More information on vector control

2. Chemopreventive therapies and chemoprophylaxis. Although designed to treat
patients already infected with malaria, some antimalarial medicines can also be
used to prevent the disease. Current WHO-recommended malaria chemopreventive
therapies for people living in endemic areas include intermittent preventive
treatment of malaria in pregnancy, perennial malaria chemoprevention, seasonal
malaria chemoprevention, post-discharge malaria chemoprevention, and
intermittent preventive treatment of malaria for school-aged children.
Chemoprophylaxis drugs are also given to travellers before entering an area
where malaria is endemic and can be highly effective when combined with
insecticide-treated nets. 

More information on chemopreventive therapies



Is there a vaccine against malaria?

In 2021, WHO recommended the RTS,S/AS01 (RTS,S) vaccine to prevent malaria among
children living in regions with moderate-to-high P. falciparum malaria
transmission. The vaccine has been shown to significantly reduce malaria, and
deadly severe malaria, among young children. In October 2023, WHO recommended a
second safe and effective malaria vaccine, R21/Matrix-M. Vaccines are now being
rolled out in routine childhood immunization programmes across Africa. Malaria
vaccines in Africa are expected to save tens of thousands of young lives every
year. The highest impact will be achieved, however, when the vaccines are
introduced alongside a mix of other WHO-recommended malaria interventions such
as bed nets and chemoprophylaxis. 

More information on malaria vaccines



Can malaria be eliminated?

The vision of WHO and the global malaria community is a world free of malaria.
This vision will be achieved progressively by countries eliminating malaria from
their territories and implementing effective measures to prevent
re-establishment of transmission.

Malaria-endemic countries are situated at different points along the road to
elimination. The rate of progress depends on the strength of the national health
system, the level of investment in malaria elimination strategies and other
factors, including biological determinants, the environment and the social,
demographic, political and economic realities of a particular country. 
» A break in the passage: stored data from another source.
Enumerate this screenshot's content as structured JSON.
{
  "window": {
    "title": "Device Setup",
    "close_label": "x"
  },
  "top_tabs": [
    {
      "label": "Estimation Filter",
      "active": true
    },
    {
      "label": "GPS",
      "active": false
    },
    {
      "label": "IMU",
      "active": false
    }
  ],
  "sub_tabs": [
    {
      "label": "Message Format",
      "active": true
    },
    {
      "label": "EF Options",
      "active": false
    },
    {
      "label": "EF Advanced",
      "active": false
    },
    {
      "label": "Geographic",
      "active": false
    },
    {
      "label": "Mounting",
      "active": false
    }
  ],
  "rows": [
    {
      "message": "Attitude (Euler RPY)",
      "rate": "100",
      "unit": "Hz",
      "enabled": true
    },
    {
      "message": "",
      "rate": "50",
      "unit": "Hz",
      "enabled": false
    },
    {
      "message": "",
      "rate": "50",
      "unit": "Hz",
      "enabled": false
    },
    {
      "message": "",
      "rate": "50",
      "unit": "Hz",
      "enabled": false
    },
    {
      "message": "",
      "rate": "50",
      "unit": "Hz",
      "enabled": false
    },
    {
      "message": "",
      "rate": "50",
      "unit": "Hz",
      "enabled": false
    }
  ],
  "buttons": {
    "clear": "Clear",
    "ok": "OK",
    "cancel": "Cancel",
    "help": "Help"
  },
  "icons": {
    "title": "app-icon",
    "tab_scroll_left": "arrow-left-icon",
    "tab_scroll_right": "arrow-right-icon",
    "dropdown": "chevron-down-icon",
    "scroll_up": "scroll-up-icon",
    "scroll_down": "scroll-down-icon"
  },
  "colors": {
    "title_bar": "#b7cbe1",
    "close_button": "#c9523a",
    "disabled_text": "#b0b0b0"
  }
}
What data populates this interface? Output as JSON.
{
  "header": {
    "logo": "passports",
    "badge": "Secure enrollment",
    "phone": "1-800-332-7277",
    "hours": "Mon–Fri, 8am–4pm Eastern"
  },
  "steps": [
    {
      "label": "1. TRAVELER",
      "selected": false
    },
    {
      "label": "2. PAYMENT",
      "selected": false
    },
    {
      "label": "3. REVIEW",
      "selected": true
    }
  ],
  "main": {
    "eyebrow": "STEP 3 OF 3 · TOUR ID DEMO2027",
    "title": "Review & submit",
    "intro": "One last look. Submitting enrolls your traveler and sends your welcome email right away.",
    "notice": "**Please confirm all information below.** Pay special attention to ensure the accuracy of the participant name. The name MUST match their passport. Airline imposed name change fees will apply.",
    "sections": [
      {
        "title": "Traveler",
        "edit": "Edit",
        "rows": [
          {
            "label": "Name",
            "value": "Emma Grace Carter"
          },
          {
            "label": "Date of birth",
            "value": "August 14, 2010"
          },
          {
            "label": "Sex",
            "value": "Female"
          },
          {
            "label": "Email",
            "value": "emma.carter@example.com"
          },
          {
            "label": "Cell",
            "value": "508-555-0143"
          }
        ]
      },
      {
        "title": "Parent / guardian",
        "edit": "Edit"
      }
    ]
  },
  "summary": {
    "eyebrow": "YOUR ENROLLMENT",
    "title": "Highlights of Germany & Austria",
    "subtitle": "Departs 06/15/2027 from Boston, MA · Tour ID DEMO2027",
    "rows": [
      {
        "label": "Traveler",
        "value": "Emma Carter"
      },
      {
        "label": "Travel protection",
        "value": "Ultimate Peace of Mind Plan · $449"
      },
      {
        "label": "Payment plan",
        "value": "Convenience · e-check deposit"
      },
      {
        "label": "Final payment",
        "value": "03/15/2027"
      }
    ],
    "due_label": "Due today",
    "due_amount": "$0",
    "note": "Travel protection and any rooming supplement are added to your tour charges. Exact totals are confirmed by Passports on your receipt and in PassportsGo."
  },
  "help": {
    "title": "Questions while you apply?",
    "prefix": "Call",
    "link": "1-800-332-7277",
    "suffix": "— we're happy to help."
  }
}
Over the last 2 decades, significant progress has been achieved towards malaria
elimination. According to the latest World malaria report, 25 countries had
fewer than 100 cases of the disease in 2022, up from 6 countries in 2000. 

Countries that have achieved at least 3 consecutive years of zero indigenous
cases of malaria (a case contracted locally with no evidence of importation from
another endemic country) are eligible to apply for the WHO certification of
malaria elimination. Since 2015, 13 countries have been certified by the WHO
Director-General as malaria-free, including Maldives (2015), Sri Lanka (2016),
Kyrgyzstan (2016), Paraguay (2018), Uzbekistan (2018), Argentina (2019), Algeria
(2019), El Salvador (2021), China (2021), Azerbaijan (2023), Tajikistan (2023),
Cabo Verde (2024) and Egypt (2024).

List of countries certified as malaria-free



What is the difference between malaria elimination and eradication?

Malaria elimination refers to the interruption of transmission in a given
geographical area – typically a country. Malaria eradication refers to the
complete interruption of malaria transmission globally, in all countries.